In [1181]:
import ndjson
import json
import random
import re
from functools import partial
from tqdm import tqdm

# The Stack Code

Stack stats:

In [1133]:
cumsize = 0
cumtokens = 0
with open("stack-code/stats.json") as f: 
    stats = json.load(f)
    
for key in stats:
    print(key.upper())
    tokens = stats[key]["neox_tokens"]/10**9
    cumtokens += tokens
    print(f"tokens: {tokens:.4f} B")
    size = stats[key]["size"]/10**9
    cumsize += size
    print(f"size: {size:.4f} GB\n")

print("CUMULATIVE:")
print(f"tokens: {cumtokens:.4f} B")
print(f"size: {cumsize:.4f} GB\n")



MATLAB
tokens: 0.0380 B
size: 0.0480 GB

JULIA
tokens: 0.6699 B
size: 1.7519 GB

R
tokens: 0.1385 B
size: 0.3165 GB

SAGE
tokens: 0.0063 B
size: 0.0148 GB

MATHEMATICA
tokens: 0.9193 B
size: 1.8779 GB

MAPLE
tokens: 0.0135 B
size: 0.0268 GB

GAP
tokens: 0.0053 B
size: 0.0126 GB

LEAN
tokens: 0.0695 B
size: 0.1628 GB

ISABELLE
tokens: 0.0393 B
size: 0.0989 GB

PYTHON
tokens: 6.8227 B
size: 21.0366 GB

C
tokens: 0.0254 B
size: 0.0680 GB

C++
tokens: 1.3958 B
size: 4.2658 GB

TEX
tokens: 1.0167 B
size: 2.9576 GB

CUMULATIVE:
tokens: 11.1601 B
size: 32.6383 GB



**Problems with the stack**
- Issue: Matlab is wrong. There are only 111 matlab files that match the regex `[a-df-zA-Z]`. Looks like most of the matlab files are just arrays saved as text. Very little of the actual code was captured. 
    - [x] Fix 1: Regex filter to delete arrays
    - [ ] Fix 2: Find rest of matlab files
- Issue: The R data contains MacOS "resource fork" files that aren't related to R at all. 
    - [x] Fix: filter out resource forks
- Issue: .sagews files have a bunch of hashes all over the place.
    - [ ] Fix: figure out how to delete hashes, or render notebooks. 
- Issue: .sage files tend to have a bunch of long strings of hardcode numbers. Is this ok? e.g `ClathomasPrime/CompetitiveStableMatching:Plotting/plots.sage`
- Issue: Wolfram mathematica has three file formats:`.wls`: Wolfram language script, handled ok; `.m`Wolfram language package, handled ok; `.nb`: notebook, the plaintext has a bunch of noise. Need to export as `.wls`. 
    - [ ] Fix: convert notebooks to tex or wls
- Issue: There is one mathematica repo, `dendaxD/QAOA-MaxCut-amplitudes`, that contains about half of all mathematica files in the stack. All these files are extremely similar and should be included on data diversity grounds
    - [x] Fix: filter out this repo. 
- Issue: Some maple files are actually xml
    - [x] Fix: filter out xml
- Issue: Lots of auto-generated tex files in directories called `latex`. 
    - [x] Fix: remove these

Languages the stack does ok:
- Lean is fine
- Julia is fine (possibly want to remove files that meet jsonl spec)
- Python is clean (maybe get rid of Chinese characters?)

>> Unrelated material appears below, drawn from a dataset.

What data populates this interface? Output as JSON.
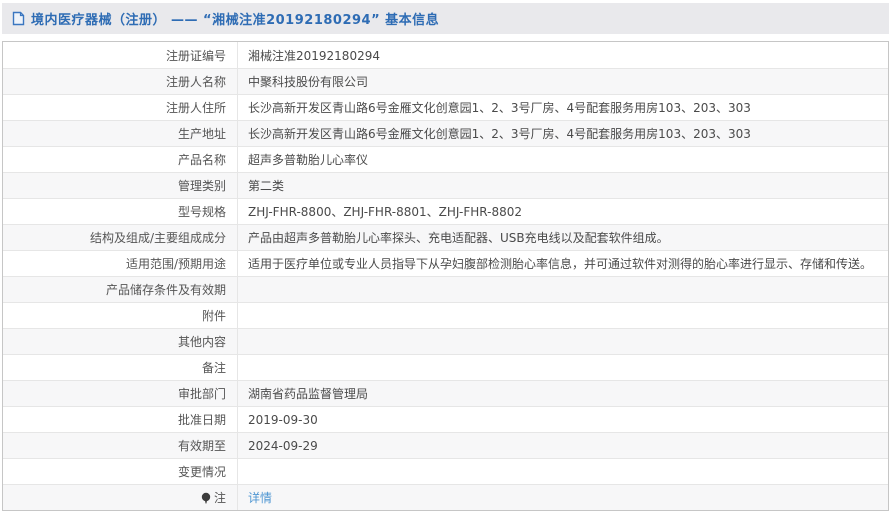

I'm not sure if my C/C++ filtering is good at all. Am I getting too many `.h` files?

Do we want Chinese in our Python?

Another issue to consider: Non-latin characters, e.g Chinese

In [1262]:
def matlab_rexp(example, rexp):
    return bool(rexp.search(example["content"]))

h = re.compile('[a-df-zA-Z]')
matlab_fix = partial(matlab_rexp, rexp=h)

def r_fix(example): 
    return "/* Resource fork" not in example["content"]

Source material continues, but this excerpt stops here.